Roczny potencjał wytwórczy gdańskiego oddziału Unifoil to 50 mln m2 kartonu (z czego połowa trafia na eksport), ale jeszcze wiosną br. zostanie rozbudowana maszyna pracująca w technologii metaltransfer, co zwiększy jej wydajność i poprawi ekonomikę produkcji. W przyszłym roku – dzięki rozbudowie powierzchni produkcyjno-magazynowej o 30 proc. – zainstalowana będzie kolejna, wysoce zautomatyzowana maszyna laminująca. Pozwoli ona na znaczące zwiększenie wolumenu produkcji w zakresie tej innowacyjnej technologii. W ciągu ostatnich 6 miesięcy prezentowaliśmy technologię Unilustre największym europejskim producentom opakowań i właścicielom marek, wzbudzając ich duże zainteresowanie – mówi Himanshu Goel. – Mamy świadomość, że adaptacja technologii metaltransfer na rynku europejskim potrwa, ale z pewnością się dokona. Wielu globalnych producentów, funkcjonujących na rynku amerykańskim, wykorzystuje i ceni Unilustre. Myślę, że naturalną koleją rzeczy jest adopcja tej technologii również w ich europejskich zakładach.

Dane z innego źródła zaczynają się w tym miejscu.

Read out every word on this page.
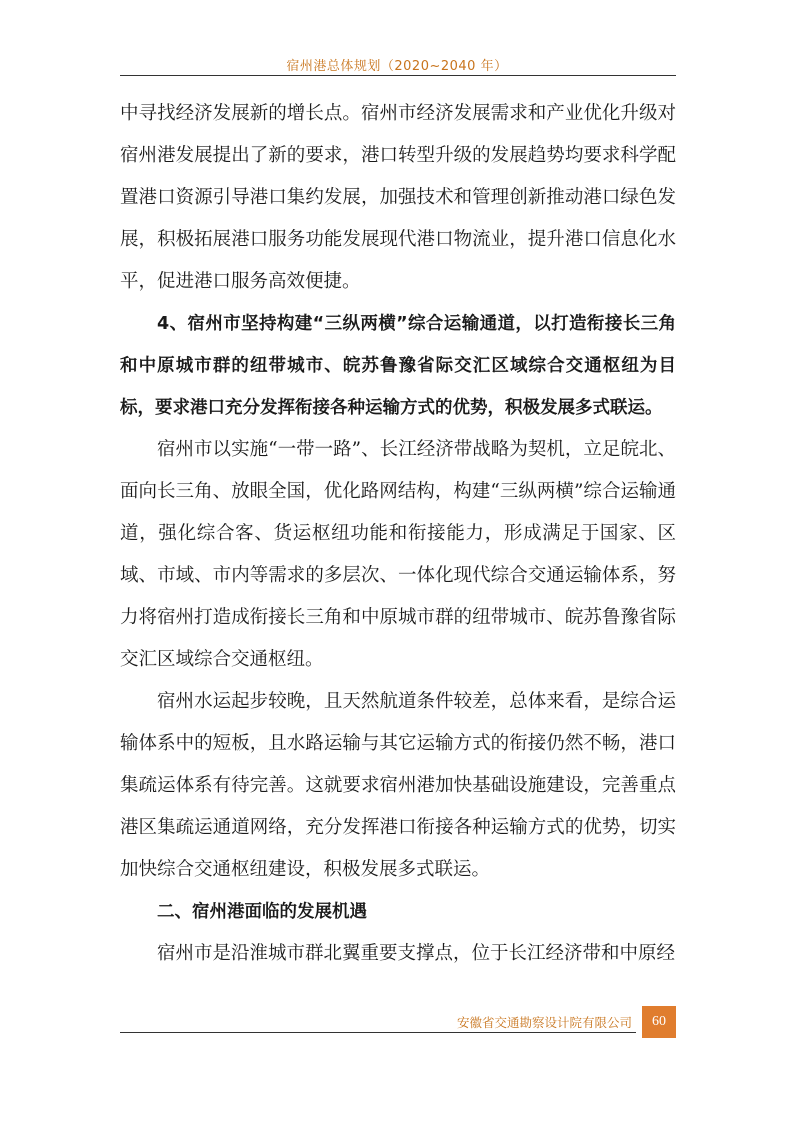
宿州港总体规划（2020~2040 年）

中寻找经济发展新的增长点。宿州市经济发展需求和产业优化升级对宿州港发展提出了新的要求，港口转型升级的发展趋势均要求科学配置港口资源引导港口集约发展，加强技术和管理创新推动港口绿色发展，积极拓展港口服务功能发展现代港口物流业，提升港口信息化水平，促进港口服务高效便捷。

4、宿州市坚持构建“三纵两横”综合运输通道，以打造衔接长三角和中原城市群的纽带城市、皖苏鲁豫省际交汇区域综合交通枢纽为目标，要求港口充分发挥衔接各种运输方式的优势，积极发展多式联运。

宿州市以实施“一带一路”、长江经济带战略为契机，立足皖北、面向长三角、放眼全国，优化路网结构，构建“三纵两横”综合运输通道，强化综合客、货运枢纽功能和衔接能力，形成满足于国家、区域、市域、市内等需求的多层次、一体化现代综合交通运输体系，努力将宿州打造成衔接长三角和中原城市群的纽带城市、皖苏鲁豫省际交汇区域综合交通枢纽。

宿州水运起步较晚，且天然航道条件较差，总体来看，是综合运输体系中的短板，且水路运输与其它运输方式的衔接仍然不畅，港口集疏运体系有待完善。这就要求宿州港加快基础设施建设，完善重点港区集疏运通道网络，充分发挥港口衔接各种运输方式的优势，切实加快综合交通枢纽建设，积极发展多式联运。

二、宿州港面临的发展机遇

宿州市是沿淮城市群北翼重要支撑点，位于长江经济带和中原经

安徽省交通勘察设计院有限公司	60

Unifoil planuje także wdrożenie systemu klasy MIS/ERP, który połączy wszystkie zakłady firmy i umożliwi zintegrowane zarządzanie produkcją, komponentami oraz stanami magazynowymi, pozwalając zmaksymalizować efekt synergii.

Ludzie – supermoc Unifoil

Himanshu Goel podkreśla, że to ludzie, obok innowacyjnej technologii, są największą wartością firmy: Nasz zespół jest bardzo doświadczony. Każdy z naszych wieloletnich pracowników to ekspert w swojej dziedzinie i pełni równie ważną funkcję w rozwoju Unifoil, co technologia. Wierzę, że zaufanie i danie przestrzeni zespołowi rozwija jego kreatywność. Prowadzimy politykę otwartej komunikacji ze wszystkimi pracownikami; wiedzą oni dokładnie, dokąd zmierzamy, mają swój wkład w rozwój firmy.

Widać to wyraźnie w zaangażowaniu, z jakim pracownicy podchodzą do swoich obowiązków. Wszyscy czujemy się odpowiedzialni za jakość produkcji. Obsługuję linię laminującą od wielu lat i dzięki temu doświadczeniu błyskawicznie wyłapuję zmianę napięcia powierzchniowego wstęgi folii czy zanieczyszczenie cylindra, powodujące uszkodzenia kartonu – zdradza kulisy swojej pracy Dariusz Gilewski, operator. – Zatrzymuję wówczas maszynę, sprawdzam parametry procesu lub czyszczę cylinder i jeśli mam jakiekolwiek wątpliwości, rozwiewamy je razem z Małgorzatą Wołosz, kierownikiem ds. kontroli jakości. Sporządzam szczegółowe raporty dla każdej partii produkcyjnej, aby zapewnić najwyższą jakość naszej produkcji.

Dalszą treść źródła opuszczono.